= Fu Chuan-fu =

Chinese painter (1910–2007)

Fu Chuan-fu (傅狷夫; May 2, 1910 – March 11, 2007), originally named Bao-ching (抱青) and also known as Wei-yi (唯一), with the courtesy name Jueweng (覺翁) and the pseudonym owner of Xinxiang studio (心香室主) was an ink-painter and calligrapher known for his unique style in depicting the landscapes of Taiwan. Fu Chuan-fu was born in Xihu District, Hangzhou, Zhejiang Province, China.

== Life ==

=== Early Years in Hangzhou ===
Fu Chuan-fu was born on May 2, 1910 in Xihu District, Hangzhou, Zhejiang Province, China.
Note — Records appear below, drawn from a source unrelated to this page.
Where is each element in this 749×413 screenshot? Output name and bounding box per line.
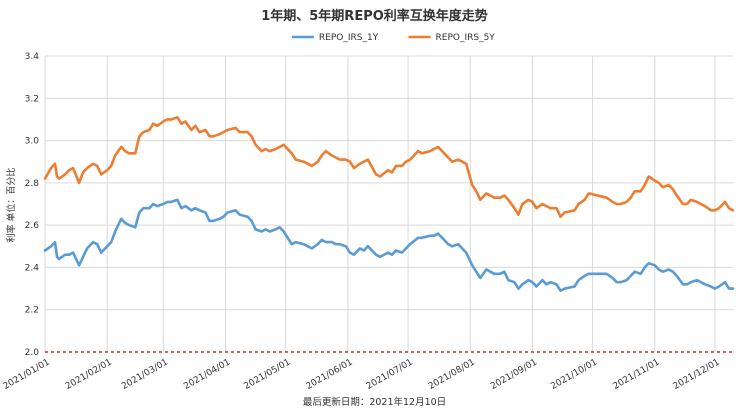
- legend-label: REPO_IRS_5Y: [436, 33, 496, 43]
- y-axis: 2.0 2.2 2.4 2.6 2.8 3.0 3.2 3.4: [25, 52, 40, 358]
- y-tick-label: 3.0: [25, 137, 40, 147]
- series-line-repo-irs-5y: [43, 116, 735, 218]
- y-tick-label: 3.2: [25, 94, 39, 104]
- y-axis-title: 利率 单位：百分比: [5, 168, 17, 243]
- y-tick-label: 2.8: [25, 179, 40, 189]
- y-tick-label: 2.4: [25, 263, 40, 273]
- footnote: 最后更新日期：2021年12月10日: [303, 396, 446, 408]
- plot-area: [43, 116, 735, 353]
- legend-label: REPO_IRS_1Y: [319, 33, 379, 43]
- y-tick-label: 2.2: [25, 306, 39, 316]
- grid: [44, 55, 733, 352]
- y-tick-label: 2.6: [25, 221, 40, 231]
- chart-title: 1年期、5年期REPO利率互换年度走势: [261, 8, 488, 24]
- y-tick-label: 3.4: [25, 52, 40, 62]
- series-line-repo-irs-1y: [43, 198, 735, 292]
- legend-item: REPO_IRS_5Y: [408, 33, 496, 43]
- legend-item: REPO_IRS_1Y: [291, 33, 379, 43]
- y-tick-label: 2.0: [25, 348, 40, 358]
- legend: REPO_IRS_1Y REPO_IRS_5Y: [291, 33, 496, 43]
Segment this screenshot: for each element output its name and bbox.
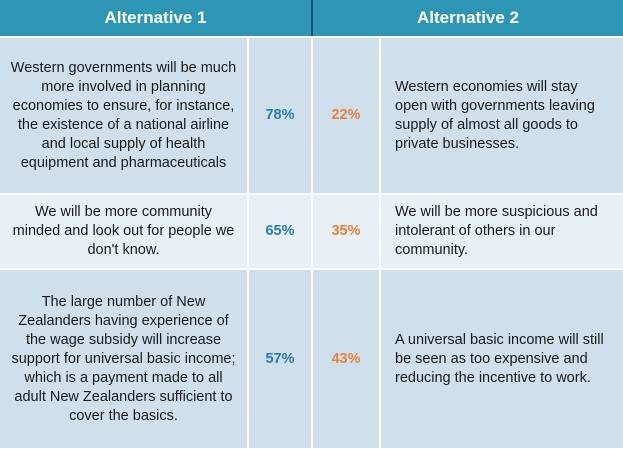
header-divider xyxy=(311,0,313,36)
alternative-1-percentage: 78% xyxy=(249,38,311,193)
alternative-2-statement: We will be more suspicious and intoleran… xyxy=(381,195,623,268)
alternative-1-statement: Western governments will be much more in… xyxy=(0,38,247,193)
alternative-2-statement: Western economies will stay open with go… xyxy=(381,38,623,193)
alternative-2-percentage: 43% xyxy=(313,270,379,448)
header-alternative-1: Alternative 1 xyxy=(0,0,311,36)
alternative-1-percentage: 57% xyxy=(249,270,311,448)
alternative-2-percentage: 35% xyxy=(313,195,379,268)
table-row: Western governments will be much more in… xyxy=(0,38,623,193)
alternative-2-statement: A universal basic income will still be s… xyxy=(381,270,623,448)
alternative-1-statement: The large number of New Zealanders havin… xyxy=(0,270,247,448)
table-row: We will be more community minded and loo… xyxy=(0,195,623,268)
table-row: The large number of New Zealanders havin… xyxy=(0,270,623,448)
alternative-1-statement: We will be more community minded and loo… xyxy=(0,195,247,268)
header-alternative-2: Alternative 2 xyxy=(313,0,623,36)
alternative-2-percentage: 22% xyxy=(313,38,379,193)
alternative-1-percentage: 65% xyxy=(249,195,311,268)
He officially began studying painting at the age of 17 (in 1926) and joined the Hangzhou Xiling Calligraphy and Painting Society (西泠書畫社), where he studied landscape painting under the president Wang Renzhi (王仁治) for seven years. His early landscape style was based on the Four Wangs of the early Qing dynasty, and he established a solid foundation in painting by imitating Wang's works and practicing ancient and modern works in painting albums.

=== Years in Sichuan ===
In 1937, Fu Chuan-fu moved to Sichuan with the army. In 1942, he met the famous Sichuan flower and bird painter Chen Zhi-fo (陳之佛, 1896-1962), and began to use color in his ink paintings, and his painting style began to transform. In addition, Chen Zhi-fo encouraged him to continue to develop his own style, and since then, Fu has continued to create and hold solo exhibitions in Chengdu, Chongqing and other places since 1940.

=== Taiwan period ===
In 1949, Fu Chuan-fu moved to Taiwan with the Nationalist government, where he served as a colonel and continued to create paintings and calligraphy in his spare time. He also taught calligraphy and painting in his study, "Xinxiang Studio (心香室)". In 1961, he was appointed as a professor of traditional ink painting at the Political Warfare Cadres Academy, and in 1962, he was appointed as a professor of traditional ink painting at the National Taiwan Academy of Arts, making contribution to art education and the development of ink painting in Taiwan. After retiring from military service in 1960, he devoted himself entirely to artistic creation. By combining realistic observation of nature and modern sketching concepts with traditional ink painting, he created the "rift texture (裂罅皴)" and "Mt. Tashan texture (塔山皴)" styles to depict Taiwan's rugged cliffs and rocks. Fu excelled in the "dot blotting" technique (點漬法) to express the drama of the crashing waves on the North coast and the "water stain" technique (染漬法) to depict the rapid changes in Alishan's sea of clouds, which became Fu's signature techniques. In addition to his innovations in painting techniques, Fu develop his own "lianmian cursive script" (連綿草) characterized by unrestrained brushwork gliding effortlessly between heavy and fine strokes, running into each other depending on compositional integrity, as if in a painting. Apart from teaching and creating, he published Shanshui Huafa Chujie (山水畫法初階, First Steps in Landscape Painting Technique), Xinxiang Shi Huatan (心香室畫談, On the Paintings of the Xinxiang Studio) and Xinxiang Shi Mantan (心香室漫談, Ramblings of the Xinxiang Studio). He also initiated the Liu Li Painting Society (六儷畫會), the Ren Yin Painting Society (壬寅畫會), the Ba Peng Painting Society (八朋畫會), the Chinese Calligraphy Society (中國書法學會), and the Republic of China Painting Society (中華民國畫學會). Fu Chuan-fu received numerous awards throughout his career, including the Ministry of Education's Literary Award in 1967, the National Award for Arts in 1991, the Executive Yuan's Cultural Award in 1998, and the third Arts and Business Award from the Council for Cultural Affairs in 2000. He integrated traditional and modern Chinese and Western painting techniques with his observation of Taiwan's landscape to pioneer ink painting in Taiwan. Fu Chuan-fu is regarded by Fu Shan (傅申) as and one of the best representatives of ink-painters of Taiwan's landscape.

=== Immigration to the United States ===
In 1990, Fu Chuan-fu moved to San Francisco, United States, and continued his artistic pursuits in painting and calligraphy. On March 11, 2007 (Taiwan time), he died at the age of 97 in his home in Fremont, San Francisco.